Once you have confirmed that, you’ll want to locate a safe spot that you can stand to operate the drone from. Remember, the FAA requires you to always keep your drone within your line of sight, so you’ll want a spot that is as open as possible, free of obstructions.

Use Google Earth to get a great aerial and street view of the area to map out your general flight path. Be aware of things like buildings, mountains, electrical wires, or anything else that may block your drone or your vision.

If you are the director, or the camera/drone operator, make sure that you have spoken with the person in charge, whether it’s a director or client, in great detail. Make sure you know what they have in mind. Speak up and don’t be afraid to address concerns and safety issues.

Photo courtesy of Christian Joudrey

Groups of People

 This next tip is similar to scoping out the area. When you are looking at where to fly, identify places where crowds of people may be. Drones are fairly loud which will probably annoy people nearby if they aren’t aware.

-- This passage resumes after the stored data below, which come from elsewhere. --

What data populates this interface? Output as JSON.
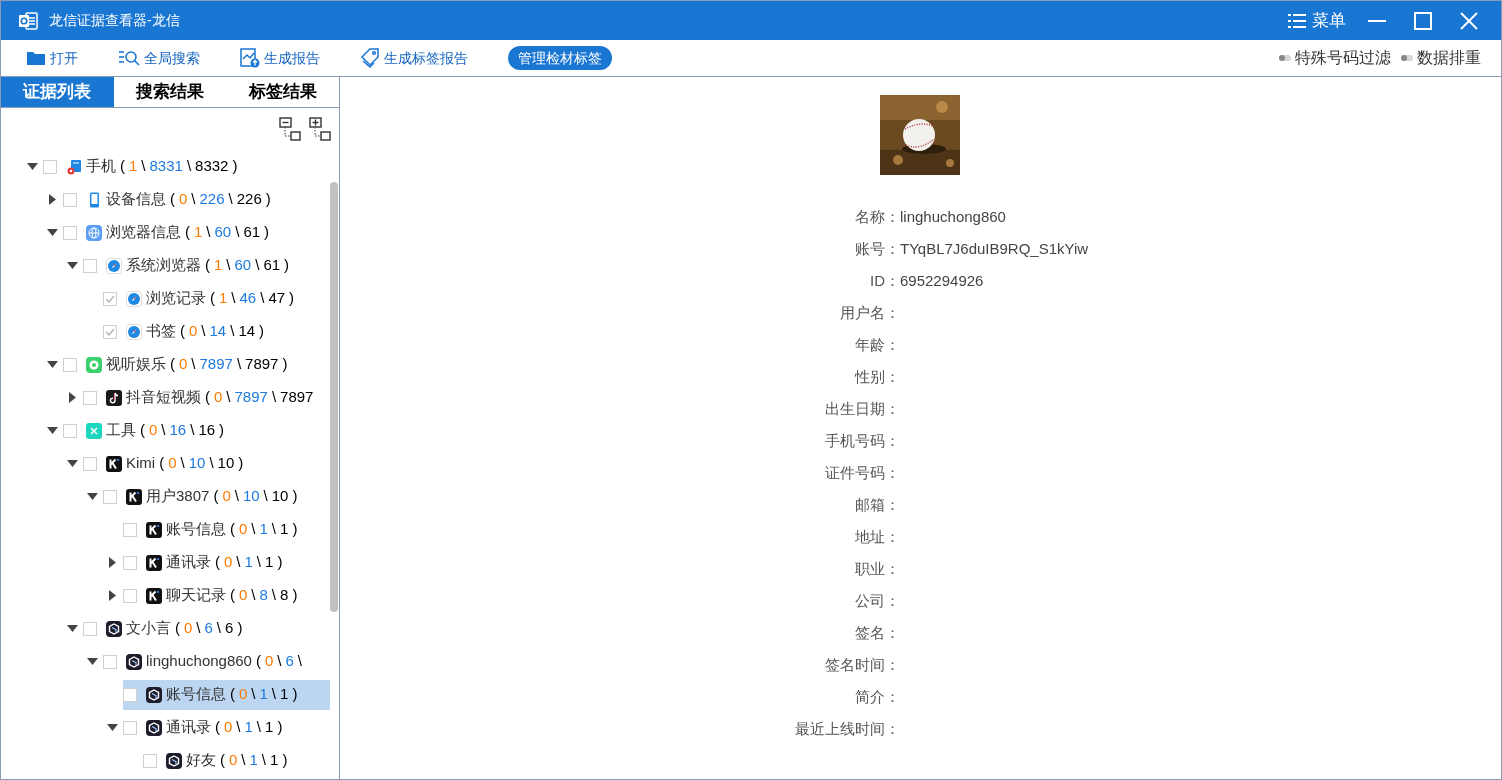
{
  "window": {
    "title": "龙信证据查看器-龙信",
    "menu_label": "菜单"
  },
  "toolbar": [
    {
      "kind": "open",
      "label": "打开",
      "selected": false
    },
    {
      "kind": "search",
      "label": "全局搜索",
      "selected": false
    },
    {
      "kind": "report",
      "label": "生成报告",
      "selected": false
    },
    {
      "kind": "tag",
      "label": "生成标签报告",
      "selected": false
    },
    {
      "kind": "plain",
      "label": "管理检材标签",
      "selected": true
    }
  ],
  "toggles": [
    {
      "label": "特殊号码过滤",
      "on": false
    },
    {
      "label": "数据排重",
      "on": false
    }
  ],
  "tabs": [
    {
      "label": "证据列表",
      "selected": true
    },
    {
      "label": "搜索结果",
      "selected": false
    },
    {
      "label": "标签结果",
      "selected": false
    }
  ],
  "tree": [
    {
      "kind": "phone",
      "label": "手机",
      "counts": [
        "(",
        "1",
        "\\",
        "8331",
        "\\",
        "8332",
        ")"
      ],
      "expanded": true,
      "checked": false,
      "selected": false,
      "children": [
        {
          "kind": "device",
          "label": "设备信息",
          "counts": [
            "(",
            "0",
            "\\",
            "226",
            "\\",
            "226",
            ")"
          ],
          "expanded": false,
          "checked": false,
          "selected": false
        },
        {
          "kind": "globe",
          "label": "浏览器信息",
          "counts": [
            "(",
            "1",
            "\\",
            "60",
            "\\",
            "61",
            ")"
          ],
          "expanded": true,
          "checked": false,
          "selected": false,
          "children": [
            {
              "kind": "compass",
              "label": "系统浏览器",
              "counts": [
                "(",
                "1",
                "\\",
                "60",
                "\\",
                "61",
                ")"
              ],
              "expanded": true,
              "checked": false,
              "selected": false,
              "children": [
                {
                  "kind": "compass",
                  "label": "浏览记录",
                  "counts": [
                    "(",
                    "1",
                    "\\",
                    "46",
                    "\\",
                    "47",
                    ")"
                  ],
                  "checked": true,
                  "selected": false
                },
                {
                  "kind": "compass",
                  "label": "书签",
                  "counts": [
                    "(",
                    "0",
                    "\\",
                    "14",
                    "\\",
                    "14",
                    ")"
                  ],
                  "checked": true,
                  "selected": false
                }
              ]
            }
          ]
        },
        {
          "kind": "media",
          "label": "视听娱乐",
          "counts": [
            "(",
            "0",
            "\\",
            "7897",
            "\\",
            "7897",
            ")"
          ],
          "expanded": true,
          "checked": false,
          "selected": false,
          "children": [
            {
              "kind": "note",
              "label": "抖音短视频",
              "counts": [
                "(",
                "0",
                "\\",
                "7897",
                "\\",
                "7897"
              ],
              "expanded": false,
              "checked": false,
              "selected": false
            }
          ]
        },
        {
          "kind": "tools",
          "label": "工具",
          "counts": [
            "(",
            "0",
            "\\",
            "16",
            "\\",
            "16",
            ")"
          ],
          "expanded": true,
          "checked": false,
          "selected": false,
          "children": [
            {
              "kind": "kimi",
              "label": "Kimi",
              "counts": [
                "(",
                "0",
                "\\",
                "10",
                "\\",
                "10",
                ")"
              ],
              "expanded": true,
              "checked": false,
              "selected": false,
              "children": [
                {
                  "kind": "kimi",
                  "label": "用户3807",
                  "counts": [
                    "(",
                    "0",
                    "\\",
                    "10",
                    "\\",
                    "10",
                    ")"
                  ],
                  "expanded": true,
                  "checked": false,
                  "selected": false,
                  "children": [
                    {
                      "kind": "kimi",
                      "label": "账号信息",
                      "counts": [
                        "(",
                        "0",
                        "\\",
                        "1",
                        "\\",
                        "1",
                        ")"
                      ],
                      "checked": false,
                      "selected": false
                    },
                    {
                      "kind": "kimi",
                      "label": "通讯录",
                      "counts": [
                        "(",
                        "0",
                        "\\",
                        "1",
                        "\\",
                        "1",
                        ")"
                      ],
                      "expanded": false,
                      "checked": false,
                      "selected": false
                    },
                    {
                      "kind": "kimi",
                      "label": "聊天记录",
                      "counts": [
                        "(",
                        "0",
                        "\\",
                        "8",
                        "\\",
                        "8",
                        ")"
                      ],
                      "expanded": false,
                      "checked": false,
                      "selected": false
                    }
                  ]
                }
              ]
            },
            {
              "kind": "cube",
              "label": "文小言",
              "counts": [
                "(",
                "0",
                "\\",
                "6",
                "\\",
                "6",
                ")"
              ],
              "expanded": true,
              "checked": false,
              "selected": false,
              "children": [
                {
                  "kind": "cube",
                  "label": "linghuchong860",
                  "counts": [
                    "(",
                    "0",
                    "\\",
                    "6",
                    "\\"
                  ],
                  "expanded": true,
                  "checked": false,
                  "selected": false,
                  "children": [
                    {
                      "kind": "cube",
                      "label": "账号信息",
                      "counts": [
                        "(",
                        "0",
                        "\\",
                        "1",
                        "\\",
                        "1",
                        ")"
                      ],
                      "checked": false,
                      "selected": true
                    },
                    {
                      "kind": "cube",
                      "label": "通讯录",
                      "counts": [
                        "(",
                        "0",
                        "\\",
                        "1",
                        "\\",
                        "1",
                        ")"
                      ],
                      "expanded": true,
                      "checked": false,
                      "selected": false,
                      "children": [
                        {
                          "kind": "cube",
                          "label": "好友",
                          "counts": [
                            "(",
                            "0",
                            "\\",
                            "1",
                            "\\",
                            "1",
                            ")"
                          ],
                          "checked": false,
                          "selected": false
                        }
                      ]
                    }
                  ]
                }
              ]
            }
          ]
        }
      ]
    }
  ],
  "details": {
    "fields": [
      {
        "label": "名称：",
        "value": "linghuchong860"
      },
      {
        "label": "账号：",
        "value": "TYqBL7J6duIB9RQ_S1kYiw"
      },
      {
        "label": "ID：",
        "value": "6952294926"
      },
      {
        "label": "用户名："
      },
      {
        "label": "年龄："
      },
      {
        "label": "性别："
      },
      {
        "label": "出生日期："
      },
      {
        "label": "手机号码："
      },
      {
        "label": "证件号码："
      },
      {
        "label": "邮箱："
      },
      {
        "label": "地址："
      },
      {
        "label": "职业："
      },
      {
        "label": "公司："
      },
      {
        "label": "签名："
      },
      {
        "label": "签名时间："
      },
      {
        "label": "简介："
      },
      {
        "label": "最近上线时间："
      }
    ]
  }
}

Drones also can become a safety concern when flying over large groups. For instance, if a malfunction happens for whatever reason and it falls in the crowd, it can result in serious injury and you would be liable. 

For these reasons, make sure that everyone around will be aware of the inherent risk of drones and that they are comfortable. All it takes is one motor failure, a prop flying off, or a guidance malfunction and you have an uncontrollable flying guillotine on your hands. Never fly over large groups of people that aren’t aware as it’s just not respectful. Don’t give the drone community a bad name!

Practice Runs

Once you’ve planned out your flight and are familiar with the area, you should consider doing a couple practice runs. This will just make it so you can identify any other things that you should be concerned with before doing the real thing. This step will make it so you are comfortable with flying in the area so you can put more of your focus on capturing awesome shots.

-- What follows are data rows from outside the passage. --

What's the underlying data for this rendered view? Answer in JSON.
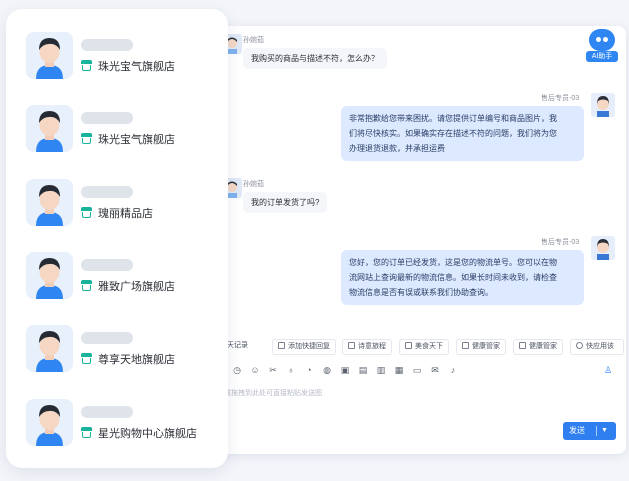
{
  "chat": {
    "messages": [
      {
        "side": "left",
        "sender": "孙婉茹",
        "text": "我购买的商品与描述不符，怎么办？"
      },
      {
        "side": "right",
        "sender": "售后专员-03",
        "lines": [
          "非常抱歉给您带来困扰。请您提供订单编号和商品图片，我",
          "们将尽快核实。如果确实存在描述不符的问题，我们将为您",
          "办理退货退款，并承担运费"
        ]
      },
      {
        "side": "left",
        "sender": "孙婉茹",
        "text": "我的订单发货了吗?"
      },
      {
        "side": "right",
        "sender": "售后专员-03",
        "lines": [
          "您好，您的订单已经发货，这是您的物流单号。您可以在物",
          "流网站上查询最新的物流信息。如果长时间未收到，请检查",
          "物流信息是否有误或联系我们协助查询。"
        ]
      }
    ],
    "ai_helper_label": "AI助手",
    "quick_tabs": [
      "聊天记录",
      "添加快捷回复",
      "诗意旅程",
      "美食天下",
      "健康管家",
      "健康管家",
      "快应用该"
    ],
    "input_placeholder": "或拖拽到此处可直接粘贴发送图",
    "send_label": "发送"
  },
  "shops": [
    {
      "name": "珠光宝气旗舰店"
    },
    {
      "name": "珠光宝气旗舰店"
    },
    {
      "name": "瑰丽精品店"
    },
    {
      "name": "雅致广场旗舰店"
    },
    {
      "name": "尊享天地旗舰店"
    },
    {
      "name": "星光购物中心旗舰店"
    }
  ],
  "colors": {
    "accent": "#2f86f2",
    "shop_icon": "#17b49b",
    "bubble_right": "#dce9ff",
    "bubble_left": "#f4f6fa"
  },
  "icons": {
    "toolbar": [
      "clock-icon",
      "emoji-icon",
      "scissors-icon",
      "microphone-icon",
      "chat-icon",
      "emoji-icon",
      "image-icon",
      "folder-icon",
      "clipboard-icon",
      "document-icon",
      "screen-icon",
      "mail-icon",
      "microphone-icon",
      "user-icon"
    ],
    "shop": "shop-store-icon",
    "send_dropdown": "chevron-down-icon"
  }
}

Photo courtesy of Jeremy Bishop

Weather

Weather is something that can really affect your drone shots. You don’t want to let the weather ruin them, so plan ahead and check weather conditions before.

You’ll want to avoid precipitation and the wind at all costs. Although most drones can handle light water, you don’t want to push them to their limits. Precipitation or fog can ruin your drones and fog up the camera.

The wind is also something to avoid. Our drones here at Lumoid are all rated for around 25 mph, as that is standard for most. However, the wind will make your footage shaky and out of focus which will basically make it worthless. You also are putting your drone in danger with the possibility of crashing or losing it. It’s simply just not worth it.

Weather is constantly changing and predictions aren’t always right, so don’t be afraid to cancel or postpone the days that you shoot. This can be hard for drone pilots who have planned a day to shoot weeks in advance and are anxious to shoot. We understand it’s tempting, but realize that flying in adverse weather conditions is simply just not worth it.

Go through this checklist any time you are wanting to shoot with your drone, and you will make your chances of success that much more likely. Have fun flying and remember to be safe!